Certo, poi vengono l’economia e le cose materiali, le materie prime, il territorio e soprattutto i fiumi. Dal Tibet nascono i cinque fiumi più importanti dell’Asia. L’Indo, il Bramaputra, il Mekong, il fiume Giallo e il fiume Azzurro. Le guerre del futuro saranno guerre per l’acqua, controllare la sorgente di fiumi che bagnano due miliardi e mezzo di persone sarà decisivo. E poi una piattaforma di 8mila metri di altezza è l’ideale per lanciare missili.

Lei ha vissuto trent’anni a stretto contatto con i tibetani. Quale insegnamento ha ricavato da questa esperienza?

Un insegnamento che mi ha modificato profondamente. Ho capito la loro spiritualità, una spiritualità che prescinde da un Dio creatore. Grandi maestri tibetani mi hanno spiegato come le forze del bene e del male saranno sempre presenti e in eterno contrasto tra loro. Nessuna riuscirà mai a prevalere. E io capii che c’era del vero in questa affermazione. Sono cinquemila anni che ci battiamo perché il bene vinca sul male ma questo non succede mai.

Nel pensiero tibetano non esiste il dualismo che caratterizza il pensiero occidentale. Non c’è un bene che si contrappone al male. Questo significa che noi non abbiamo nel cuore la macchia di un peccato originale. Quello che abbiamo è un’insidiosa nebbia nella nostra mente. Secondo l’insegnamento tibetano l’uomo, dopo un lungo percorso, ha la possibilità di uscire da questo “Samsara”, che è lo “stare nelle contraddizioni del mondo”, per salire a un livello più alto, il “Nirvana”.
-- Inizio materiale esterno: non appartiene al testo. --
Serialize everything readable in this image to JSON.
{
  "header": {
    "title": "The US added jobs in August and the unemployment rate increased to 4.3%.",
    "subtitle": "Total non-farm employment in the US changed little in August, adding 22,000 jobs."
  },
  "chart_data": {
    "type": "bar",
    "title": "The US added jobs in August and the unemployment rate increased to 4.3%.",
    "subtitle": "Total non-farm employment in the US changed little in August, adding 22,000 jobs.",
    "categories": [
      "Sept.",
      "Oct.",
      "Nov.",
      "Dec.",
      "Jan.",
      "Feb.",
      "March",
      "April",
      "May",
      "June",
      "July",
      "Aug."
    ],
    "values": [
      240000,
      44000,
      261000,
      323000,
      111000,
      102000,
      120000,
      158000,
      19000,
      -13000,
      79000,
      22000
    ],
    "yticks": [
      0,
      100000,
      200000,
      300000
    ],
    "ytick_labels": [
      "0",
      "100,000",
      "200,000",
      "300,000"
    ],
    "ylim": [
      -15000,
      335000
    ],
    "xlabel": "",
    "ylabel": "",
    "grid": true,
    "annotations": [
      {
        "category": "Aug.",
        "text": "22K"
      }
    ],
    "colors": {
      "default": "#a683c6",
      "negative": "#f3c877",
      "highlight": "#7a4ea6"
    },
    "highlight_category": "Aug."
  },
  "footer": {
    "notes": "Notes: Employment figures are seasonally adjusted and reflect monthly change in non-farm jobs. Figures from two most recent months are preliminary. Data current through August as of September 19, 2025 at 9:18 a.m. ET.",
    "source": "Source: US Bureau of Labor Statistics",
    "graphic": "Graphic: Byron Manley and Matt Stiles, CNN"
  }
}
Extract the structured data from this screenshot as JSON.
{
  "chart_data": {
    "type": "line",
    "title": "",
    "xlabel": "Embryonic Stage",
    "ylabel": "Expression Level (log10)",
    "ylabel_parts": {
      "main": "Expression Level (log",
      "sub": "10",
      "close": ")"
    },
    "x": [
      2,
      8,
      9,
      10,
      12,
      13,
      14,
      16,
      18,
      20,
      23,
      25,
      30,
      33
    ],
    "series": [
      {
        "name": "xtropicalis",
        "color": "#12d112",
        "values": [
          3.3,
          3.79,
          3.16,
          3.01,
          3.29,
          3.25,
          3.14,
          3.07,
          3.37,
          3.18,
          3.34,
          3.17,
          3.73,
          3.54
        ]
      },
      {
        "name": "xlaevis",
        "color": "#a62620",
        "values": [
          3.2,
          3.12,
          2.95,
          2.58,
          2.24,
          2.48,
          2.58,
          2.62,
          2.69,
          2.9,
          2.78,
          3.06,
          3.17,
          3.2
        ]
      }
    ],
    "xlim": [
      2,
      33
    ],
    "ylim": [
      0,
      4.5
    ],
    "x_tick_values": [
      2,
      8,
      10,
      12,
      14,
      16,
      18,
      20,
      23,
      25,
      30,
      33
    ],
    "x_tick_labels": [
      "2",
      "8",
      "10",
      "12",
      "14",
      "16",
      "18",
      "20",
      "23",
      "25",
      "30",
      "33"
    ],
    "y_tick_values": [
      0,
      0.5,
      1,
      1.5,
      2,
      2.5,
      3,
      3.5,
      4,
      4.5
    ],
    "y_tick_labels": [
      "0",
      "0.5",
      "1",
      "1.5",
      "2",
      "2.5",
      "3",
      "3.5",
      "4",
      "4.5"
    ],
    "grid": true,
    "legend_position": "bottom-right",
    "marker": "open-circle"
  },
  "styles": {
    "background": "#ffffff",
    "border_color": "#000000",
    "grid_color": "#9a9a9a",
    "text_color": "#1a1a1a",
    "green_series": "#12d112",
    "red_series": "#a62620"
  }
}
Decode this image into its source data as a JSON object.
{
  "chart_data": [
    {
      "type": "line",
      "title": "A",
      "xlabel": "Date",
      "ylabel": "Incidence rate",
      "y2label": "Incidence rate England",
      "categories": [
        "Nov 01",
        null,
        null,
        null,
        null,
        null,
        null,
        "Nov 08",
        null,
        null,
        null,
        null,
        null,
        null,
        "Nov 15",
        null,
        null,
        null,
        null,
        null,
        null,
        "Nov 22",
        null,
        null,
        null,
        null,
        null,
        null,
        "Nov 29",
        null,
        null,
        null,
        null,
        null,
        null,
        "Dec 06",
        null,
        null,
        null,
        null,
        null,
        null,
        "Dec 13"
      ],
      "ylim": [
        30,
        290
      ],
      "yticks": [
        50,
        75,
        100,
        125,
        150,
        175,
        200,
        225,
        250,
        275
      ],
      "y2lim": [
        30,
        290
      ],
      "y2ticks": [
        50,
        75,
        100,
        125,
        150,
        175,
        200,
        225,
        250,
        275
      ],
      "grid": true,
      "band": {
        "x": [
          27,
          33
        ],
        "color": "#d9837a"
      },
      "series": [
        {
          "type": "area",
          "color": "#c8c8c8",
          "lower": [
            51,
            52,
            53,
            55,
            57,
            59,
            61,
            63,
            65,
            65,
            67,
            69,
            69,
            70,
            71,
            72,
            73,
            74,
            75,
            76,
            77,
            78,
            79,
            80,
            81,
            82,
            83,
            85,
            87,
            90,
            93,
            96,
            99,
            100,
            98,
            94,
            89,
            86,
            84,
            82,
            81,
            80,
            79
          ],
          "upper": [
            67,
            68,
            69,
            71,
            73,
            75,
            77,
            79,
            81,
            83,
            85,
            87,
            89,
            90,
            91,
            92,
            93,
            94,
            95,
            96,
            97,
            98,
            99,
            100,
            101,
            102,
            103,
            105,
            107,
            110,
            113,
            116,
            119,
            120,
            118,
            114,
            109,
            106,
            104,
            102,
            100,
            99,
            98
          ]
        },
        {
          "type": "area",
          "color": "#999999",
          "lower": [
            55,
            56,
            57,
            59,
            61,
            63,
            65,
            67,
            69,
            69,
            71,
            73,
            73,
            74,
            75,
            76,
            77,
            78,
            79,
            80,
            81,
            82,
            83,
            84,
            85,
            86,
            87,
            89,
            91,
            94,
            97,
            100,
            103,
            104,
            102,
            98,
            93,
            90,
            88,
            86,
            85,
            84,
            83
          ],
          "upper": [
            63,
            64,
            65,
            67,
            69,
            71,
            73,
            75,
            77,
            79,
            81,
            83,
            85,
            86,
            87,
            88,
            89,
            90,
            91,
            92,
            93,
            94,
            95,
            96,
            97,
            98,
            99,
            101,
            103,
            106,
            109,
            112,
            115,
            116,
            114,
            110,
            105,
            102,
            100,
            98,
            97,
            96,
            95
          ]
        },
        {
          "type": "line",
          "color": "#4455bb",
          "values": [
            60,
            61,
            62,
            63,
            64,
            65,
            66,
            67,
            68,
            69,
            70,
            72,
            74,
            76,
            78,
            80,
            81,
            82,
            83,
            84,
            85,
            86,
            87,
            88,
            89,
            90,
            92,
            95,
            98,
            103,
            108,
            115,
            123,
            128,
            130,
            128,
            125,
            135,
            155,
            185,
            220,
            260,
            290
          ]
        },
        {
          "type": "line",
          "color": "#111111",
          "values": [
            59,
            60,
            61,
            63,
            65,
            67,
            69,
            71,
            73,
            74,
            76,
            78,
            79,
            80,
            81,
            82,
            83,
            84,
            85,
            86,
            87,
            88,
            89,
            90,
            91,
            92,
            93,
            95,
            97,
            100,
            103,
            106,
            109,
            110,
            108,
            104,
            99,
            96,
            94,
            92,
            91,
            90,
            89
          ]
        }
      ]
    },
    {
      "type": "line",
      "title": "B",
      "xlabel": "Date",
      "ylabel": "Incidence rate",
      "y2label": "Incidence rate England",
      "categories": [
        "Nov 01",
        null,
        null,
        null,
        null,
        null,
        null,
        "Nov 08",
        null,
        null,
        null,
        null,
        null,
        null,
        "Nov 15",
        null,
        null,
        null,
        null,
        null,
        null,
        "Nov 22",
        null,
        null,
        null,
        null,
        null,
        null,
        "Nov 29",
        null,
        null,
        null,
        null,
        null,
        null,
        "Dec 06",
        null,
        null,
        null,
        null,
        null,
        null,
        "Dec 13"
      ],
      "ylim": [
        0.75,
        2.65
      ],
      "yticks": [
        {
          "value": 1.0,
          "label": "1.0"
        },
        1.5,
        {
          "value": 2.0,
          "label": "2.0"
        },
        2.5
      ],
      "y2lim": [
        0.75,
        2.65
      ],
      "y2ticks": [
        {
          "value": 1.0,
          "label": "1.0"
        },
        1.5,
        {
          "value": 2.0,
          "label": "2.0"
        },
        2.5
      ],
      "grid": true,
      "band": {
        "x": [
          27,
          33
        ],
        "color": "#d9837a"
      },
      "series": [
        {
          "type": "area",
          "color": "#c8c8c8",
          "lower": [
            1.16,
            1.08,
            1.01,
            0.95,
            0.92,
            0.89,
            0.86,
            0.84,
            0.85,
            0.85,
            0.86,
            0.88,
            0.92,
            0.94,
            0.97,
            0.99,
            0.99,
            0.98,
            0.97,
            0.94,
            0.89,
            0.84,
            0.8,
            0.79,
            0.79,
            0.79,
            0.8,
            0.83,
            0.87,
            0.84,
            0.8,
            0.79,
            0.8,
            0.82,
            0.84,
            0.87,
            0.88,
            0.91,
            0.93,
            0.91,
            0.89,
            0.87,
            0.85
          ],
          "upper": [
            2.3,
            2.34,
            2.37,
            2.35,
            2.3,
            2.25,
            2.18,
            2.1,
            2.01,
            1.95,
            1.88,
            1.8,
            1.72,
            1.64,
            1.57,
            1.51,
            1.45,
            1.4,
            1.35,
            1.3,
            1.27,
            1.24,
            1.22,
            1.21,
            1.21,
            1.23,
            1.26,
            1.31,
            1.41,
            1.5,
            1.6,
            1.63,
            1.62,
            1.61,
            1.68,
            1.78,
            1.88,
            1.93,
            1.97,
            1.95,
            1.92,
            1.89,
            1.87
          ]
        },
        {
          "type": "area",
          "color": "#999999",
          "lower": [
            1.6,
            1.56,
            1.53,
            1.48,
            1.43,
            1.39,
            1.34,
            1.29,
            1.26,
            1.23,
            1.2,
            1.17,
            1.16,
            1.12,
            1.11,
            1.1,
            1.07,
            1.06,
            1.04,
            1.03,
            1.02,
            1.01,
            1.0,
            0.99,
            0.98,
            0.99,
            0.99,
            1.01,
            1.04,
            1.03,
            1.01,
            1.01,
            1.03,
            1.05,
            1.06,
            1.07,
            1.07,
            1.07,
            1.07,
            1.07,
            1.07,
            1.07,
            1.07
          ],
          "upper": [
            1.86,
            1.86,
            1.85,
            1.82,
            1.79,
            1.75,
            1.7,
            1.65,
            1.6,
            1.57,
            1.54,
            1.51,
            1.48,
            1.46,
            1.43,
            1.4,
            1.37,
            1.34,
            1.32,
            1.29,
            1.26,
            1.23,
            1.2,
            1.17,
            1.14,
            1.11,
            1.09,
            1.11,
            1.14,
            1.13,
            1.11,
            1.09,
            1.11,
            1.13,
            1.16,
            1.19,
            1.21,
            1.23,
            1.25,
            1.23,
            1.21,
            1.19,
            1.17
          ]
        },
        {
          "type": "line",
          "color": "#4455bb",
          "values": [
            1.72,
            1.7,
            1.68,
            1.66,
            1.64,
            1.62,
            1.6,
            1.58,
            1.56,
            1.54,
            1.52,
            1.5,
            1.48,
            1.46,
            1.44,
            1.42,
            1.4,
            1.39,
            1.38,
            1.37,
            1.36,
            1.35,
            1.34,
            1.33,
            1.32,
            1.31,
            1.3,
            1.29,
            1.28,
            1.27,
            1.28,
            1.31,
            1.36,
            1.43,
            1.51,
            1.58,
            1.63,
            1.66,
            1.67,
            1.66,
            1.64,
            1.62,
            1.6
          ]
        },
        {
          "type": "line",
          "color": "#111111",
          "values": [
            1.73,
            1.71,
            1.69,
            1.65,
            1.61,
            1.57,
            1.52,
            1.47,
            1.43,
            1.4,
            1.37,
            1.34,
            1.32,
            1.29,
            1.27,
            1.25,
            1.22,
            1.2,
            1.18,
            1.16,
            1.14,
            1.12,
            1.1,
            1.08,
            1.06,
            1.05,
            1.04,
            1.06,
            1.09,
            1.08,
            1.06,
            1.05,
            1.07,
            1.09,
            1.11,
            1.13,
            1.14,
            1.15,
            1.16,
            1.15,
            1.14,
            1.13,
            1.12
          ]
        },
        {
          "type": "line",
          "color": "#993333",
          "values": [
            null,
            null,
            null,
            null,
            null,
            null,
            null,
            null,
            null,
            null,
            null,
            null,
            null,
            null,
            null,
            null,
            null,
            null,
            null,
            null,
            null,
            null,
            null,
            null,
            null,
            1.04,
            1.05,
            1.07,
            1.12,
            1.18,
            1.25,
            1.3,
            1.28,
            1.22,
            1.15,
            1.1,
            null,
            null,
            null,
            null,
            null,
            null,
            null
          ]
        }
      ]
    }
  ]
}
Uno dei gradi maestri che ebbi la fortuna di incontrare mi spiegò che oltre la mente non esiste né samara, né nirvana. Il Libro tibetano dei morti, uno dei testi fondamentali del pensiero tibetano, ha come sottotitolo “Dottrina dell’autoliberazione mediante il riconoscimento delle divinità pacifiche e feroci della nostra mente”.

Le divinità pacifiche e feroci che noi vediamo dipinte nei monasteri tibetani non sono il diavolo, ma quello che abbiamo nella mente. E con un’attività costante è possibile modificare la nostra mente, favorendo gli atteggiamenti positivi e comprimendo quelli negativi, come mi ha detto il Dalai Lama. Da tutto questo risulta che la spiritualità è un processo di autoperfezionamento. Una spiritualità  che non impone il credere nei dogmi è di una modernità straordinaria.

Qual è la soluzione al problema tibetano?

E’ evidente qual è la soluzione al problema tibetano. E’ che crolli il regime comunista cinese.